Researchers at the University of Colorado at Boulder, supported by the National Science Foundation (NSF), have shown a new type of aperiodic volume optical elements designed by a three-dimensional scattering approach.

Volume optics refers to a concept that aims at creating optical functionality within a three-dimensional (3D) system rather than from plane-to-plane as in traditional optical design. These devices are numerically-generated and present aperiodic 3D structures that control light in multiple dimensions including wavelength, time, and 3D space. This flexibility is significant because controlling light is the quintessential optical task. For example, volume optics could perform various laser beam shaping operations, multiplex different optical imaging functions, shape a laser pulse in space and time, or encode multispectral information.

During the last decade there has been a fantastic progress in the conceptual creation and implementation of micro-structured materials such as photonic crystals and metamaterials. With a few exceptions these designs are based either on periodic structures or disordered materials. In contrast, the Colorado researches are seeking aperiodic structures generated by design, with material variations spanning multiple scales.

The team shaped the refractive index of glass at the microscale according to a computer generated design following a set of mathematical constraints. Accordingly, they scanned tightly focused ultrashort laser pulses across the volume of a glass slab. They succeeded in demonstrating the concept with the design, fabrication, and characterization of volume optics that can multiplex arbitrary optical wavefronts in space and wavelength.

Address Goals

Volume optics could find applications in multidimensional pulse and beam shaping devices for quantum information and coherent control, in multiplexing specialized spatial filters for sensing and imaging, in anti-counterfeiting, or spectral imaging.

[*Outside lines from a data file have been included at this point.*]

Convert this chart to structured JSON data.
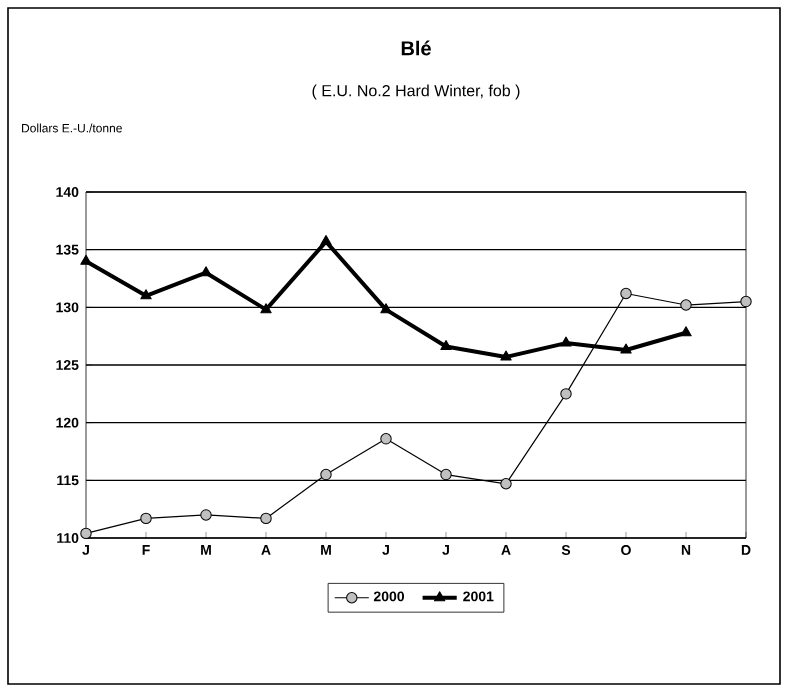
{
  "chart_data": {
    "type": "line",
    "title": "Blé",
    "subtitle": "( E.U. No.2 Hard Winter, fob )",
    "ylabel": "Dollars E.-U./tonne",
    "categories": [
      "J",
      "F",
      "M",
      "A",
      "M",
      "J",
      "J",
      "A",
      "S",
      "O",
      "N",
      "D"
    ],
    "series": [
      {
        "name": "2000",
        "color": "#c0c0c0",
        "marker": "circle",
        "values": [
          110.4,
          111.7,
          112,
          111.7,
          115.5,
          118.6,
          115.5,
          114.7,
          122.5,
          131.2,
          130.2,
          130.5
        ]
      },
      {
        "name": "2001",
        "color": "#000000",
        "marker": "triangle",
        "values": [
          134,
          131,
          133,
          129.8,
          135.7,
          129.8,
          126.6,
          125.7,
          126.9,
          126.3,
          127.8,
          null
        ]
      }
    ],
    "ylim": [
      110,
      140
    ],
    "yticks": [
      110,
      115,
      120,
      125,
      130,
      135,
      140
    ],
    "grid": "y",
    "legend": "bottom"
  }
}
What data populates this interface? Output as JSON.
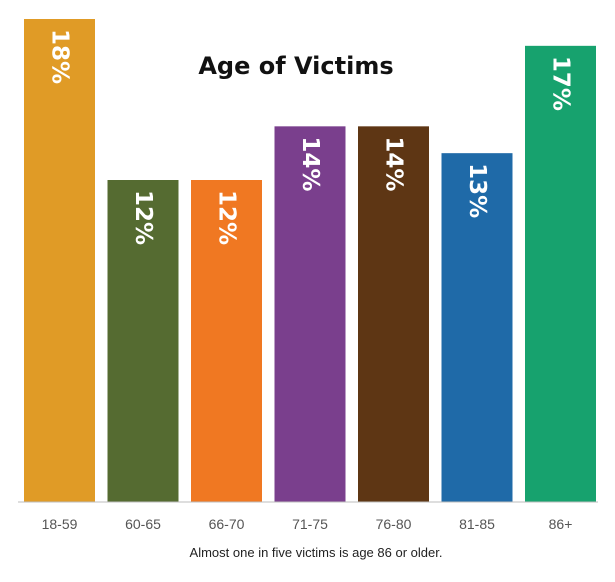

This seminal research was performed by graduate student Timothy Gerke and Prof. Rafael Piestun. The former is a fellow in the NSF funded, Integrative Graduate Education and Research Traineeship (IGERT) program in Computational Optical Sensing and Imaging. The research required integration of knowledge in optics, lasers, mathematics, materials processing, and signal processing, which are the foundation of the IGERT program at the University of Colorado.